Good night, Magnus. And thank you. For all you’ve done; and all that’s left to be done.”
“Good night, Arthur. You should move into the tent. I’ll be along in a bit. I’m going to stay up with the fire a while.”
“As you wish, Magnus. Good night.”
Arthur moved into the tent and zipped the flap closed.
I sat there for fifteen minutes. Clear twilight morphed into nautical twilight. Drawn into the flickering flames, I was captivated, seduced by their light dance, intoxicated by the smoky aroma floating off the burning bricks of dried peat.

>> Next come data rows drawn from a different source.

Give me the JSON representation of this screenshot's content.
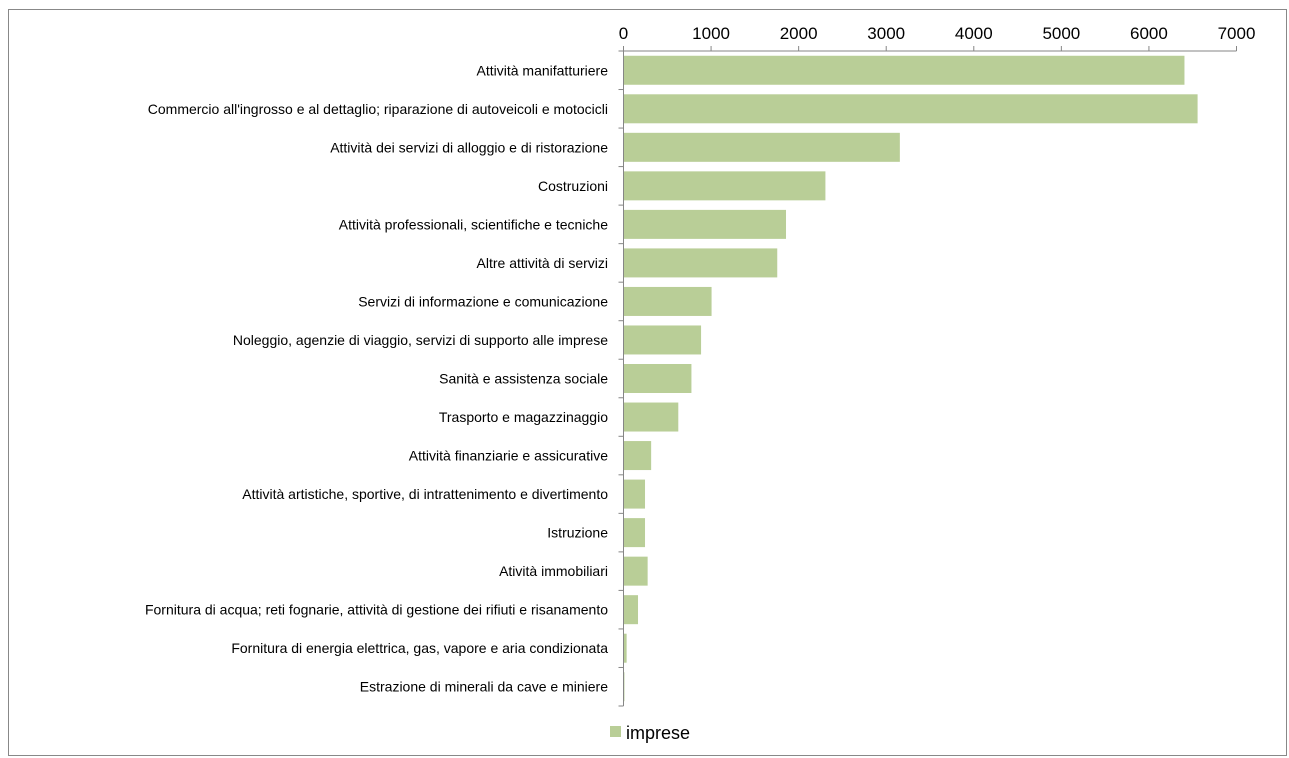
{
  "chart_data": {
    "type": "bar",
    "orientation": "horizontal",
    "categories": [
      "Attività manifatturiere",
      "Commercio all'ingrosso e al dettaglio; riparazione di autoveicoli e motocicli",
      "Attività dei servizi di alloggio e di ristorazione",
      "Costruzioni",
      "Attività professionali, scientifiche e tecniche",
      "Altre attività di servizi",
      "Servizi di informazione e comunicazione",
      "Noleggio, agenzie di viaggio, servizi di supporto alle imprese",
      "Sanità e assistenza sociale",
      "Trasporto e magazzinaggio",
      "Attività finanziarie e assicurative",
      "Attività artistiche, sportive, di intrattenimento e divertimento",
      "Istruzione",
      "Atività immobiliari",
      "Fornitura di acqua; reti fognarie, attività di gestione dei rifiuti e risanamento",
      "Fornitura di energia elettrica, gas, vapore e aria condizionata",
      "Estrazione di minerali da cave e miniere"
    ],
    "series": [
      {
        "name": "imprese",
        "color": "#B9CE97",
        "values": [
          6400,
          6550,
          3150,
          2300,
          1850,
          1750,
          1000,
          880,
          770,
          620,
          310,
          240,
          240,
          270,
          160,
          30,
          5
        ]
      }
    ],
    "xlim": [
      0,
      7000
    ],
    "xticks": [
      "0",
      "1000",
      "2000",
      "3000",
      "4000",
      "5000",
      "6000",
      "7000"
    ],
    "xtick_values": [
      0,
      1000,
      2000,
      3000,
      4000,
      5000,
      6000,
      7000
    ],
    "x_axis_position": "top",
    "grid": false,
    "legend": {
      "position": "bottom",
      "label": "imprese"
    },
    "title": "",
    "xlabel": "",
    "ylabel": ""
  }
}
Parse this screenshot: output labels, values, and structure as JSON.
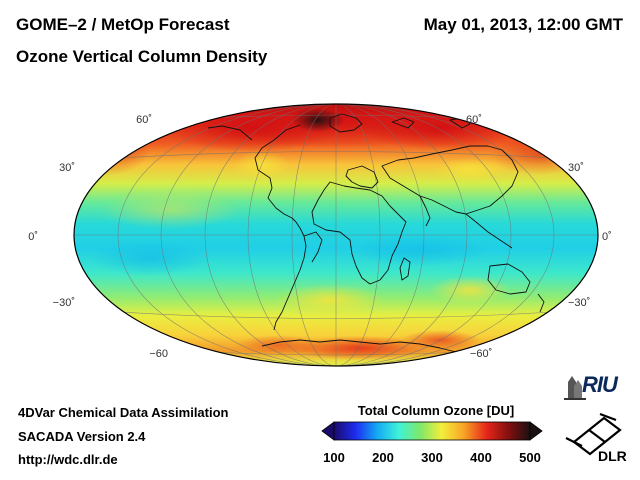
{
  "header": {
    "title": "GOME–2 / MetOp Forecast",
    "subtitle": "Ozone Vertical Column Density",
    "datetime": "May 01, 2013, 12:00 GMT"
  },
  "map": {
    "projection": "Hammer-Aitoff (global)",
    "latitude_labels_left": [
      "60˚",
      "30˚",
      "0˚",
      "−30˚",
      "−60"
    ],
    "latitude_labels_right": [
      "60˚",
      "30˚",
      "0˚",
      "−30˚",
      "−60˚"
    ]
  },
  "footer": {
    "line1": "4DVar Chemical Data Assimilation",
    "line2": "SACADA Version 2.4",
    "url": "http://wdc.dlr.de"
  },
  "colorbar": {
    "title": "Total Column Ozone [DU]",
    "ticks": [
      "100",
      "200",
      "300",
      "400",
      "500"
    ],
    "stops": [
      "#1a0a6b",
      "#1e2cf0",
      "#14a9f5",
      "#3ff2d8",
      "#7fe86a",
      "#f4ee3c",
      "#f7a626",
      "#e5241a",
      "#7a0f0f",
      "#1a1010"
    ]
  },
  "logos": {
    "riu": "RIU",
    "dlr": "DLR"
  }
}
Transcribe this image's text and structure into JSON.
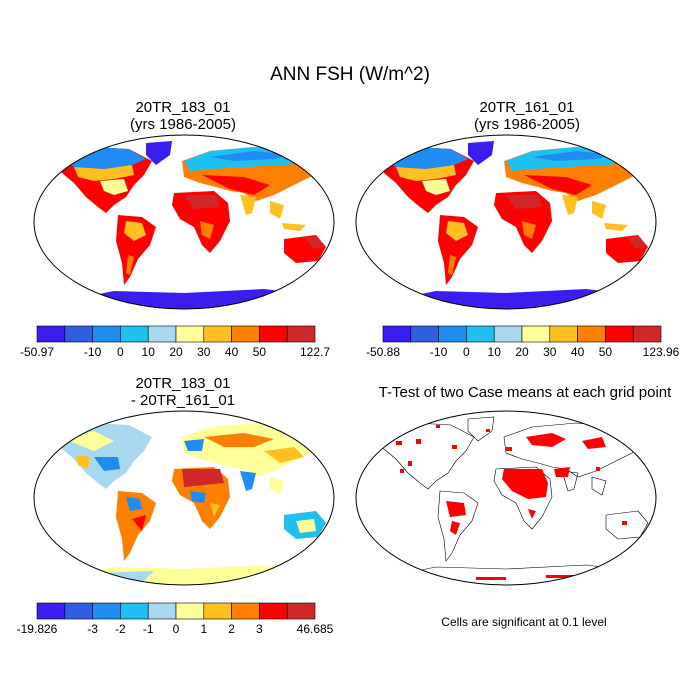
{
  "figure": {
    "title": "ANN FSH (W/m^2)"
  },
  "panels": {
    "top_left": {
      "line1": "20TR_183_01",
      "line2": "(yrs 1986-2005)"
    },
    "top_right": {
      "line1": "20TR_161_01",
      "line2": "(yrs 1986-2005)"
    },
    "bottom_left": {
      "line1": "20TR_183_01",
      "line2": "- 20TR_161_01"
    },
    "bottom_right": {
      "line1": "T-Test of two Case means at each grid point",
      "note": "Cells are significant at 0.1 level"
    }
  },
  "colorbars": {
    "abs": {
      "colors": [
        "#3a1ef0",
        "#2f5fe0",
        "#1e8cf0",
        "#1ec0f0",
        "#a8d8f0",
        "#ffff9a",
        "#ffc020",
        "#ff8000",
        "#ff0000",
        "#d02828"
      ],
      "labels": [
        "-10",
        "0",
        "10",
        "20",
        "30",
        "40",
        "50"
      ]
    },
    "abs_left_min": "-50.97",
    "abs_left_max": "122.7",
    "abs_right_min": "-50.88",
    "abs_right_max": "123.96",
    "diff": {
      "colors": [
        "#3a1ef0",
        "#2f5fe0",
        "#1e8cf0",
        "#1ec0f0",
        "#a8d8f0",
        "#ffff9a",
        "#ffc020",
        "#ff8000",
        "#ff0000",
        "#d02828"
      ],
      "labels": [
        "-3",
        "-2",
        "-1",
        "0",
        "1",
        "2",
        "3"
      ],
      "min": "-19.826",
      "max": "46.685"
    }
  },
  "colors": {
    "ocean": "#ffffff",
    "border": "#000000",
    "significant": "#ff0000"
  }
}
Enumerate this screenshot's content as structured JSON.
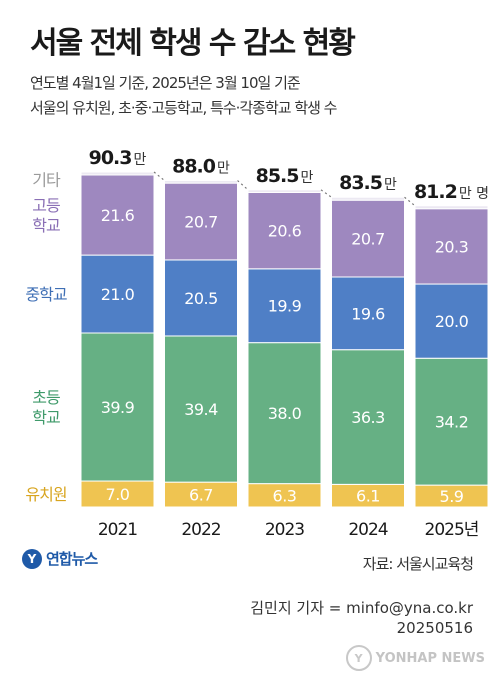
{
  "title": "서울 전체 학생 수 감소 현황",
  "subtitle1": "연도별 4월1일 기준, 2025년은 3월 10일 기준",
  "subtitle2": "서울의 유치원, 초·중·고등학교, 특수·각종학교 학생 수",
  "chart_data": {
    "type": "bar",
    "stacked": true,
    "categories": [
      "2021",
      "2022",
      "2023",
      "2024",
      "2025년"
    ],
    "series": [
      {
        "name": "유치원",
        "color": "#efc451",
        "values": [
          7.0,
          6.7,
          6.3,
          6.1,
          5.9
        ]
      },
      {
        "name": "초등 학교",
        "color": "#66b084",
        "values": [
          39.9,
          39.4,
          38.0,
          36.3,
          34.2
        ]
      },
      {
        "name": "중학교",
        "color": "#4f7fc6",
        "values": [
          21.0,
          20.5,
          19.9,
          19.6,
          20.0
        ]
      },
      {
        "name": "고등 학교",
        "color": "#9e88bf",
        "values": [
          21.6,
          20.7,
          20.6,
          20.7,
          20.3
        ]
      },
      {
        "name": "기타",
        "color": "#ece9f2",
        "values": [
          0.8,
          0.7,
          0.7,
          0.8,
          0.8
        ]
      }
    ],
    "totals": [
      "90.3",
      "88.0",
      "85.5",
      "83.5",
      "81.2"
    ],
    "total_unit": "만",
    "total_unit_last": "만 명",
    "ylim": [
      0,
      90.3
    ],
    "grid": false
  },
  "label_colors": {
    "기타": "#9a9a9a",
    "고등 학교": "#8a6fb5",
    "중학교": "#3f6fb5",
    "초등 학교": "#3f9a6a",
    "유치원": "#d8a520"
  },
  "logo_text": "연합뉴스",
  "source": "자료: 서울시교육청",
  "reporter": "김민지 기자 = minfo@yna.co.kr",
  "date": "20250516",
  "watermark": "YONHAP NEWS",
  "icons": {
    "logo": "yonhap-logo-icon",
    "watermark": "yonhap-watermark-icon"
  }
}
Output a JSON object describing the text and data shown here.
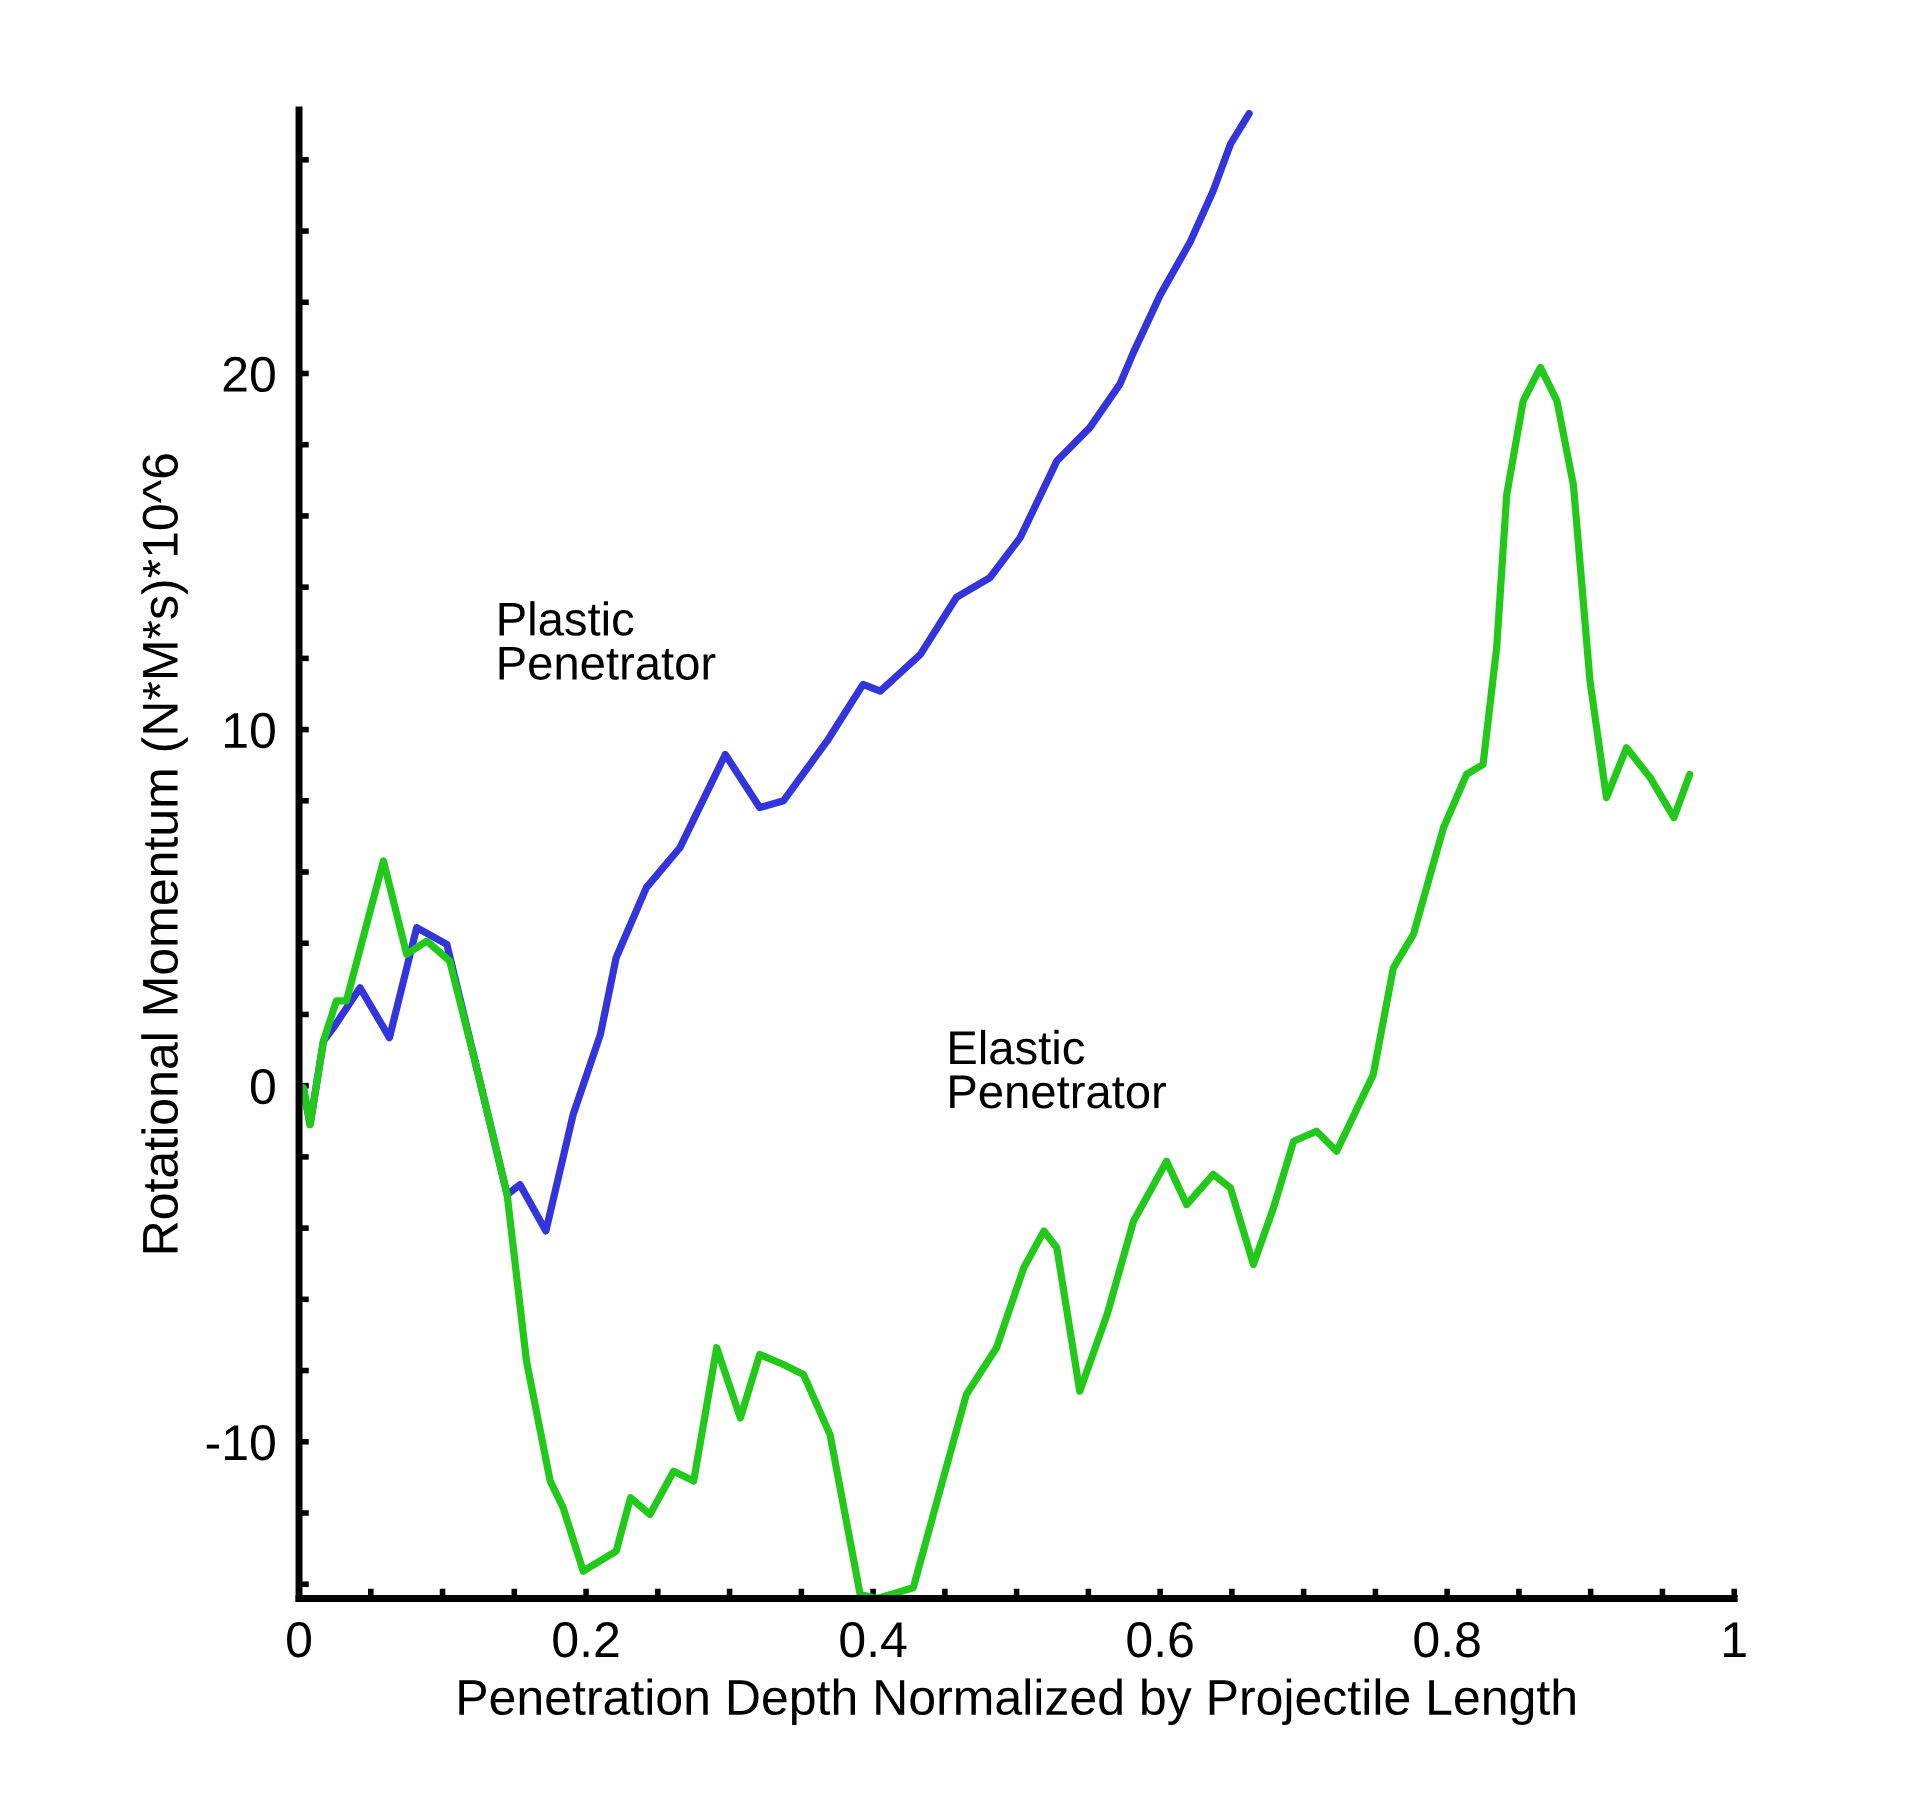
{
  "chart_data": {
    "type": "line",
    "xlabel": "Penetration Depth Normalized by Projectile Length",
    "ylabel": "Rotational Momentum (N*M*s)*10^6",
    "xlim": [
      0,
      1
    ],
    "ylim": [
      -14.4,
      27.4
    ],
    "xticks": [
      0,
      {
        "value": 0.05,
        "label": null
      },
      0.2,
      {
        "value": 0.1,
        "label": null
      },
      {
        "value": 0.15,
        "label": null
      },
      {
        "value": 0.25,
        "label": null
      },
      {
        "value": 0.3,
        "label": null
      },
      {
        "value": 0.35,
        "label": null
      },
      0.4,
      {
        "value": 0.45,
        "label": null
      },
      {
        "value": 0.5,
        "label": null
      },
      {
        "value": 0.55,
        "label": null
      },
      0.6,
      {
        "value": 0.65,
        "label": null
      },
      {
        "value": 0.7,
        "label": null
      },
      {
        "value": 0.75,
        "label": null
      },
      0.8,
      {
        "value": 0.85,
        "label": null
      },
      {
        "value": 0.9,
        "label": null
      },
      {
        "value": 0.95,
        "label": null
      },
      1
    ],
    "yticks": [
      {
        "value": -14,
        "label": null
      },
      {
        "value": -12,
        "label": null
      },
      -10,
      {
        "value": -8,
        "label": null
      },
      {
        "value": -6,
        "label": null
      },
      {
        "value": -4,
        "label": null
      },
      {
        "value": -2,
        "label": null
      },
      0,
      {
        "value": 2,
        "label": null
      },
      {
        "value": 4,
        "label": null
      },
      {
        "value": 6,
        "label": null
      },
      {
        "value": 8,
        "label": null
      },
      10,
      {
        "value": 12,
        "label": null
      },
      {
        "value": 14,
        "label": null
      },
      {
        "value": 16,
        "label": null
      },
      {
        "value": 18,
        "label": null
      },
      20,
      {
        "value": 22,
        "label": null
      },
      {
        "value": 24,
        "label": null
      },
      {
        "value": 26,
        "label": null
      }
    ],
    "grid": false,
    "legend": false,
    "marker": "none",
    "line_style": "solid",
    "series": [
      {
        "name": "Plastic\nPenetrator",
        "color": "#3434dc",
        "x": [
          0.003,
          0.0077,
          0.017,
          0.024,
          0.0425,
          0.063,
          0.082,
          0.103,
          0.1215,
          0.145,
          0.154,
          0.172,
          0.191,
          0.21,
          0.221,
          0.242,
          0.2655,
          0.297,
          0.321,
          0.3375,
          0.368,
          0.393,
          0.405,
          0.433,
          0.458,
          0.4815,
          0.5025,
          0.528,
          0.551,
          0.572,
          0.5815,
          0.6,
          0.621,
          0.637,
          0.649,
          0.662
        ],
        "values": [
          -0.06,
          -1.09,
          1.25,
          1.63,
          2.75,
          1.35,
          4.44,
          3.97,
          0.88,
          -3.06,
          -2.78,
          -4.08,
          -0.81,
          1.44,
          3.6,
          5.56,
          6.69,
          9.3,
          7.81,
          8.0,
          9.68,
          11.27,
          11.08,
          12.11,
          13.71,
          14.27,
          15.39,
          17.54,
          18.48,
          19.7,
          20.6,
          22.2,
          23.7,
          25.13,
          26.44,
          27.3
        ]
      },
      {
        "name": "Elastic\nPenetrator",
        "color": "#22c81a",
        "x": [
          0.003,
          0.0077,
          0.017,
          0.026,
          0.033,
          0.0588,
          0.075,
          0.089,
          0.105,
          0.126,
          0.145,
          0.1585,
          0.175,
          0.184,
          0.198,
          0.221,
          0.231,
          0.2445,
          0.261,
          0.275,
          0.291,
          0.3075,
          0.321,
          0.3375,
          0.3515,
          0.37,
          0.391,
          0.403,
          0.428,
          0.442,
          0.465,
          0.486,
          0.505,
          0.519,
          0.528,
          0.544,
          0.563,
          0.5815,
          0.6045,
          0.6185,
          0.637,
          0.649,
          0.665,
          0.679,
          0.693,
          0.709,
          0.723,
          0.7485,
          0.7625,
          0.7765,
          0.7975,
          0.8135,
          0.825,
          0.8345,
          0.8415,
          0.853,
          0.865,
          0.8765,
          0.888,
          0.8995,
          0.911,
          0.925,
          0.9415,
          0.958,
          0.969
        ],
        "values": [
          -0.06,
          -1.09,
          1.25,
          2.38,
          2.38,
          6.31,
          3.69,
          4.06,
          3.5,
          0.13,
          -3.06,
          -7.74,
          -11.1,
          -11.85,
          -13.63,
          -13.07,
          -11.57,
          -12.04,
          -10.83,
          -11.1,
          -7.36,
          -9.33,
          -7.55,
          -7.83,
          -8.11,
          -9.8,
          -14.29,
          -14.4,
          -14.1,
          -12.04,
          -8.67,
          -7.36,
          -5.11,
          -4.08,
          -4.55,
          -8.58,
          -6.43,
          -3.8,
          -2.12,
          -3.34,
          -2.49,
          -2.87,
          -5.02,
          -3.43,
          -1.56,
          -1.28,
          -1.84,
          0.31,
          3.31,
          4.25,
          7.25,
          8.74,
          9.02,
          12.3,
          16.6,
          19.23,
          20.17,
          19.23,
          16.86,
          11.37,
          8.09,
          9.49,
          8.65,
          7.53,
          8.74
        ]
      }
    ]
  }
}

Perhaps the taibhsear was right. Did I know who I was? If I was truly to become Merlin, as expected, how was I supposed to feel about my first name, Magnus, given to me by my parents? And of my surname, Cook? Should I feel comfortable surrendering it in service to a noble cause? Could I hold on to at least some of my Cook identity and become a modern hybrid, one foot in Merlin’s world, one foot in mine?
I wouldn’t come up with any of these answers tonight. But Arthur was right; it had been a long day and I was more tired than I imagined. So as I sat there before the fire, watching the smoldering embers burn themselves out, I fell asleep, facing the flames. Though I didn’t know it at the time, this would turn into the longest night of my life. Literally.
Oh, Coll; why? What is it? Why do you continue to surprise those who love you?